Five years later, in 2023, his wife and three kids received approval to come to the U.S. A year after that, he was approved to join them. (His parents have since died, and his siblings took refuge in Idaho and France.) 

Rudacyahwa initially found a job in Denver working as a freelance interpreter, making $30 to $50 an hour. But the assignments were sporadic, he said, and the income wasn’t reliable. While on an interpreting job for Sodexo at the University of Denver, he inquired about full-time job opportunities and was practically hired on the spot, he said. Although the hourly rate is lower than at his interpretation job, he makes more money per week and has benefits, including health care and a retirement account. He still interprets occasionally on his days off. 
About one-third of the staff that service the University of Denver’s dining hall are newly arrived refugees, including Bunani Zayirwa (right), from the Democratic Republic of the Congo. Photo: Andrea Kramar, Rocky Mountain PBS
About one-third of the staff that service the University of Denver’s dining hall are newly arrived refugees, including Bunani Zayirwa (right), from the Democratic Republic of the Congo. Photo: Andrea Kramar, Rocky Mountain PBS
Of the 90 employees working in the cafeteria, almost one third are recently arrived refugees. Employees start off making between $19 and $22 an hour depending on the role, said Whitney Couzens, Sodexo’s director of resident dining and marketing at the University of Denver.  

The roles — dishwasher, cashier and cook — vary depending on skills, comfort and English-speaking ability.

Couzens said prior to last year, the company had difficulties retaining staff. 

“Two years ago we only had English and Spanish speakers in this account and people just didn’t want to stay,” she said. “The job of a dishwasher is very difficult. And I think that people didn't always think about that.”

“A lot of our new Americans have a willingness to get in there and work and learn a new skill,” she said. “They’re able to say, ‘hey, I'll start in the dish room and I'll work my way up.’”

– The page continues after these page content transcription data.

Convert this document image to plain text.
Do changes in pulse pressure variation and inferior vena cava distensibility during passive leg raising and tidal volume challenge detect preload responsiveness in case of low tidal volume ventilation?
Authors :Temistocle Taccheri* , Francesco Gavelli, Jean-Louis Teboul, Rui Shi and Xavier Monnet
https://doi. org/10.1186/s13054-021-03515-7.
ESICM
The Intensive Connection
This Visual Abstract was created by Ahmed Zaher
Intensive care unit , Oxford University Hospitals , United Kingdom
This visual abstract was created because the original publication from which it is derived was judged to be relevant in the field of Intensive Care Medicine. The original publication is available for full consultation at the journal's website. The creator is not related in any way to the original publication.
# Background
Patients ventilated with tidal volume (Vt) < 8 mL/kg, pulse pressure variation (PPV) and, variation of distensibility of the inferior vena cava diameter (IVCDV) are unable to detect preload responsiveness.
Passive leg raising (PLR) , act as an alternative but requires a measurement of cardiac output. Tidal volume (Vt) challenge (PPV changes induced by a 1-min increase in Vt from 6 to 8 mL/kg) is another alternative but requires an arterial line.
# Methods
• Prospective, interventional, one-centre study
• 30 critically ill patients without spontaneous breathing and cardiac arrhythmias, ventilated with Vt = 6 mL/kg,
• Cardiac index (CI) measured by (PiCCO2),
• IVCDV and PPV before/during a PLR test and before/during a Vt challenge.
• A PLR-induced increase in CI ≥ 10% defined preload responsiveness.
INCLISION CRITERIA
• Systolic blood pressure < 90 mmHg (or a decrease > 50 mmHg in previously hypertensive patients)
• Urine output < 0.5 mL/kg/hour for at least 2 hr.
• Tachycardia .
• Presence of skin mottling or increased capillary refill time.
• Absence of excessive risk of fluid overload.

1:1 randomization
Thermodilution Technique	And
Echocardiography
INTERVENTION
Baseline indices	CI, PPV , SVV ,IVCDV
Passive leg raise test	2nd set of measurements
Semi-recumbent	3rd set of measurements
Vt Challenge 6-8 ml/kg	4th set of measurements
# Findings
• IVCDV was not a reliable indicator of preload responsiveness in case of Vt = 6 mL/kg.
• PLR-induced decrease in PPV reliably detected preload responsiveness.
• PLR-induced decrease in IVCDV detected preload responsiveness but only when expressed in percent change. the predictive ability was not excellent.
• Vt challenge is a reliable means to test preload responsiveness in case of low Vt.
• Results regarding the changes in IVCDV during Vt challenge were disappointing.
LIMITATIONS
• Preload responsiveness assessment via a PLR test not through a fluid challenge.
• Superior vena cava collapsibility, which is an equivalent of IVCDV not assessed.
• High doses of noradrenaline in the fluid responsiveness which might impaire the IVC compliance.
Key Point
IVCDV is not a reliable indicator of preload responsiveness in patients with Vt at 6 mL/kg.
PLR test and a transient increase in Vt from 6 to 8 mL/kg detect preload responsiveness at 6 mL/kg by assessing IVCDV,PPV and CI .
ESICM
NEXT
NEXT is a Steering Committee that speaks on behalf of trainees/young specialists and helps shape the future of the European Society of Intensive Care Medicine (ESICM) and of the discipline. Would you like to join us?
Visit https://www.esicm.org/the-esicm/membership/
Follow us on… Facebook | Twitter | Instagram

Couzens assumed her job a year ago, initiated the refugee hiring program and has since focused on employee retention and building a talent pipeline with ample growth opportunities. 

To date, seven refugees have left for outside jobs, and roughly a dozen have been promoted within Sodexo. 

The ongoing support from Jewish Family Service, including translation services and trainings (including, in the beginning, teaching how to take the bus and clock in for work) made the transition seamless, said Couzens. 

“That’s allowed us to take on even more new Americans,” she said.

Jewish Family Service also led trainings for Sodexo managers to help them understand the refugee experience and the traumas some of them experienced.

With employees from so many different countries, communicating with one another has been challenging, but not impossible. 

“We speak different languages and have different cultures, but this has never been an issue,” said Bunani Zayirwa, a refugee from the Democratic Republic of the Congo. 

Zayirwa spoke to Rocky Mountain PBS with the help of Rudacyahwa’s translations. “We use gestures and we try to learn each other’s languages. What’s amazing is we actually can understand each other,” he said.
 
While Rudacyahwa ultimately has bigger dreams to go back to teaching or interpreting or another profession, he said he’s enjoyed being a cashier and helping with other jobs around the dining hall.

“Whenever there is an opportunity, I don’t hesitate to take it,” he said. “It's really a big privilege to be here serving the student community.”